If, by “quicker,” McKinsey’s analysts mean reducing cycle times for fulfilling orders, then fair enough. While the notion that information technology can be helpful in reducing process cycle times is hardly a fresh one, it’s no less valid today than it was when first introduced in the mid-1970s or thereabouts.

But “quicker” might also mean implementing new strategies or responding to marketplace changes. If that’s what McKinsey means by “quicker,” it’s way off, because optimized processes are one of the biggest impediments to rapid change. That’s because optimized processes need supporting infrastructure, and infrastructure encourages stasis, with “infrastructure” including:

  • Business process design. As these things go, this is the easy one. Designing an efficient process just isn’t all that difficult compared to what it takes to implement one. Visio is the most adaptive component of process infrastructure.
  • Design of business process controls. Beyond the process itself are management practices and process metrics. Designing them isn’t all that hard. Designing them so they don’t do more harm by getting in the way than they provide in benefits? Trickier. A lot trickier.
  • Design and build-out of the physical plant needed to support the business process. This could be as trivial as setting up a new cube farm, or as complex and expensive as designing and building a factory. Ignoring all other aspects of this task, whatever gets built will have to last long enough to be relevant until the company has paid off the design and build-out costs.
  • Design (or selection), implementation, and integration of supporting information technology. Presumably, KJR’s audience knows a thing or three about this topic. To make sure it doesn’t get lost: The integration part is, in most situations, the most expensive and difficult technical dimension of the task.
  • Employee training. The need to train employees is obvious. That their education is part of your business infrastructure is less obvious.
  • Investment in continuous improvement cycles until process optimization has reached the point of diminishing returns. No matter what the new process, it’s the organizational equivalent of a skill. Skills take time, and money, and effort to acquire and perfect.

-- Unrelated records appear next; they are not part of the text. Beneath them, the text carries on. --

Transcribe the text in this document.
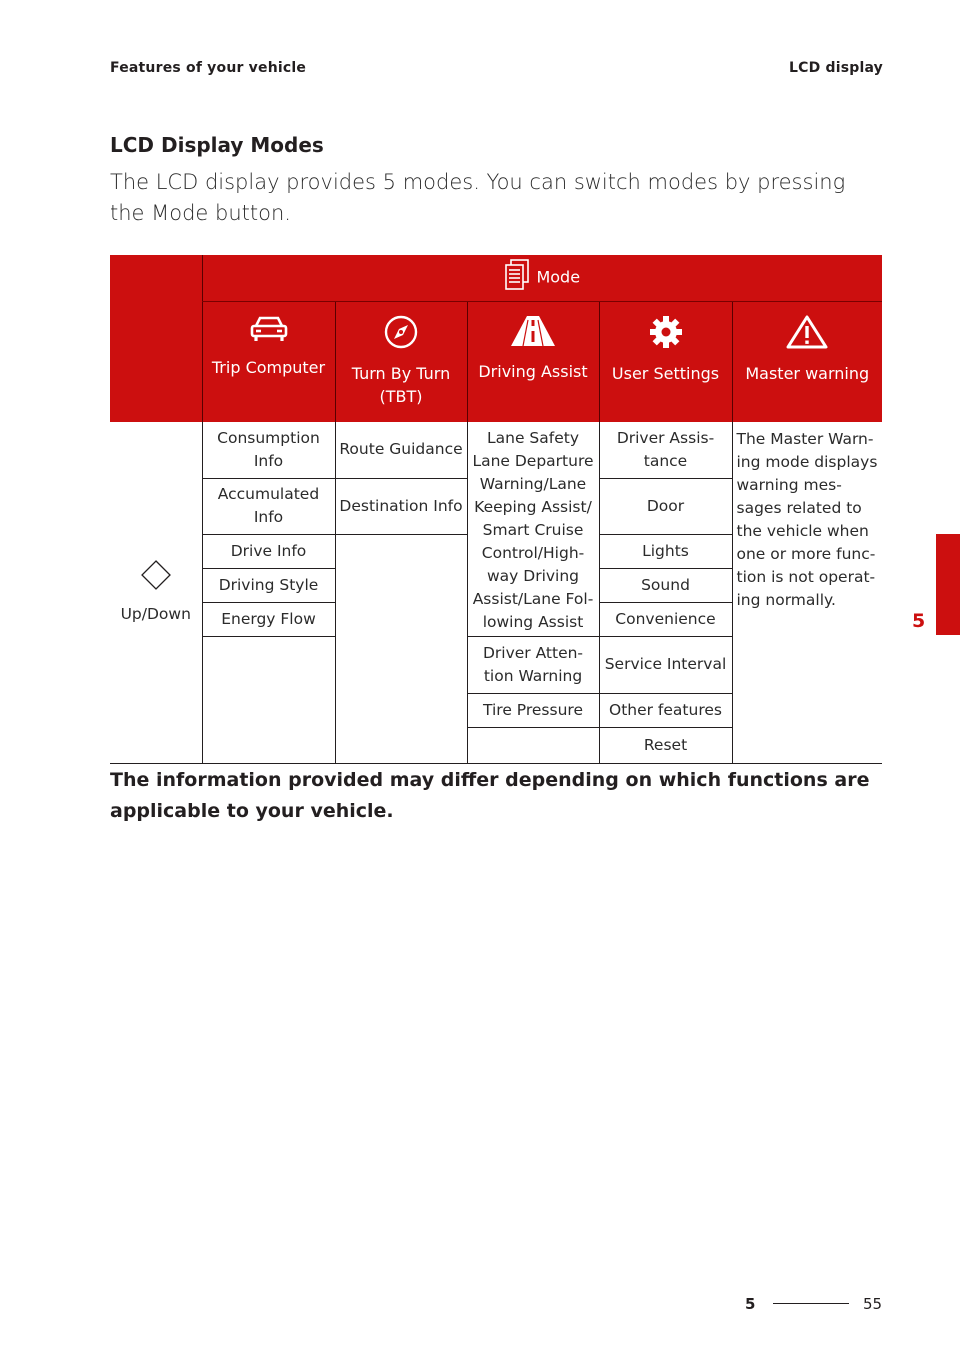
Features of your vehicle	LCD display
LCD Display Modes
The LCD display provides 5 modes. You can switch modes by pressing the Mode button.
	Mode				

Trip Computer	Turn By Turn (TBT)	Driving Assist	User Settings	Master warning

Up/Down	Consumption Info	Route Guidance	Lane Safety Lane Departure Warning/Lane Keeping Assist/ Smart Cruise Control/High-way Driving Assist/Lane Fol-lowing Assist	Driver Assis-tance	The Master Warn-ing mode displays warning mes-sages related to the vehicle when one or more func-tion is not operat-ing normally.
	Accumulated Info	Destination Info		Door	
	Drive Info			Lights	
	Driving Style			Sound	
	Energy Flow			Convenience	
			Driver Atten-tion Warning	Service Interval	
			Tire Pressure	Other features	
				Reset	
The information provided may differ depending on which functions are applicable to your vehicle.
5
5	55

There’s one more factor to take into account to understand why investments in business infrastructure put the brakes on business agility, and that’s the project failure rate.In most companies, more projects fail than succeed. That being the case, once a company has a process and its supporting infrastructure up, running, and optimized, the fear that implementing its replacement will fail isn’t merely very real. It’s realistic.

And when the odds of success are low, it’s perfectly natural for a company’s decision-makers to take what looks like the safer bet — sticking with that has worked, even if, in the long run, the result will be an obsolete company that sells and delivers obsolete products and services.

Especially because, in so many cases, by the time it’s impossible to ignore their obsolescence, it will be someone else’s problem.